The rail’s Red Line stops a few blocks from the Downtown Marriott Waterfront; our hotel for the night. The hotel is perfectly positioned along the Columbia River, and nearby to the center of the business and city center.
Our tenth floor hotel room overlooks the river and has a perfectly framed view of the majestic Mount Hood. After dropping our bags in the room, we head by foot into the city. This is a walking town for sure, with a lengthy riverfront walkway leading to several of the neighborhood/districts in Portland.
Walking through the treelined streets, our route passed small unique boutiques and independently-owned cafes, and each city block seemingly has its own personality.
Several indy-style hotels, along with a few major brands, are found dotted along the streets in the heart of the city. Downtown Portland is charming, with brick-lined sidewalks and streets and beautiful historic buildings in various stages of renovation. It is clear the city planners are choosing to maintain a historical commitment with the architecture of the many renovations going on downtown.
The first order of the day is food! I have found good luck when visiting a city for the first time to simply Google, “Foodie (whatever city name) Restaurants” which seems to net several interesting options. “Foodie Portland Restaurants” didn’t disappoint! I appreciate the honest feedback and reviews I find on the blogs that surface with this type of search.
Wanting to eat in the heart of the downtown district, we decide on Mother’s Bistro and Bar at 212 SW Stark Street. Although it was past the lunch hour, there is still a bit of a wait, which signals we picked the right spot!
I immediately noticed a wall hanging in the waiting area bolding confessing, “Be Nice or Leave,” reminding me of what my mom used to say. Of course, this makes me feel right at home!
I enjoyed the short wait, as it allowed time to take in the restaurant’s eclectic design and items hanging from every inch of wall space. The restaurant occupies several large dining areas, each decorated with numerous beautiful bright crystal chandeliers. The menu includes a blurb on the origin of the restaurant dating back to 2000, when owner Lisa Schroder first decided to open and provide the type of comfort food she loves to cook herself.

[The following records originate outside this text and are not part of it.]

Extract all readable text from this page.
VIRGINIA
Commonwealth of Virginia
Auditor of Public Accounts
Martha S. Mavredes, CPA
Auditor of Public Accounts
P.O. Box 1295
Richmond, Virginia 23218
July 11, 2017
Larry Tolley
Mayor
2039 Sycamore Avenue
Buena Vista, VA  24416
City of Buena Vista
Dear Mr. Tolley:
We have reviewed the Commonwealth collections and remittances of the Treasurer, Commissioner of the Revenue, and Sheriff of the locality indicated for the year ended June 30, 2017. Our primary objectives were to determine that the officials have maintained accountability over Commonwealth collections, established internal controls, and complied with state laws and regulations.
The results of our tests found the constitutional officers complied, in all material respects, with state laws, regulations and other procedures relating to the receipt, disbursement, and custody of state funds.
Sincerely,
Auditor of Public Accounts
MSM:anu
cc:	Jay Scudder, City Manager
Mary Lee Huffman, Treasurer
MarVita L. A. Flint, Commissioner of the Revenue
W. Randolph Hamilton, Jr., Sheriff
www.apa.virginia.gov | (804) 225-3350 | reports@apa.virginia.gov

The menu is eclectic, and in the words of the Owner, “What you will find at the restaurant is “Mother’s Food – comfort food, traditional home-cooked dishes, made with love.” The restaurant has won numerous awards, and has garnered recognition both locally and nationwide.
We are seated at a corner table, with floor to ceiling windows that allows a view of the busy sidewalk outside, where rainbow colored leaves are picked up and tossed around by the slight wind.
The staff offers an environment of fun, casual and familiarity, and I feel like I am talking to a sibling, asking what Mom is making in the kitchen. After the meal, we feel dually fueled to start checking off the “to see” items on our list. Given we have very limited time, we know hustling will be in order.
After securing an Uber, we head to the Portland International Rose Test Garden. Even though our visit is towards the end of fall, we are still treated to a kaleidoscope of colors as we travel to the outskirts of downtown.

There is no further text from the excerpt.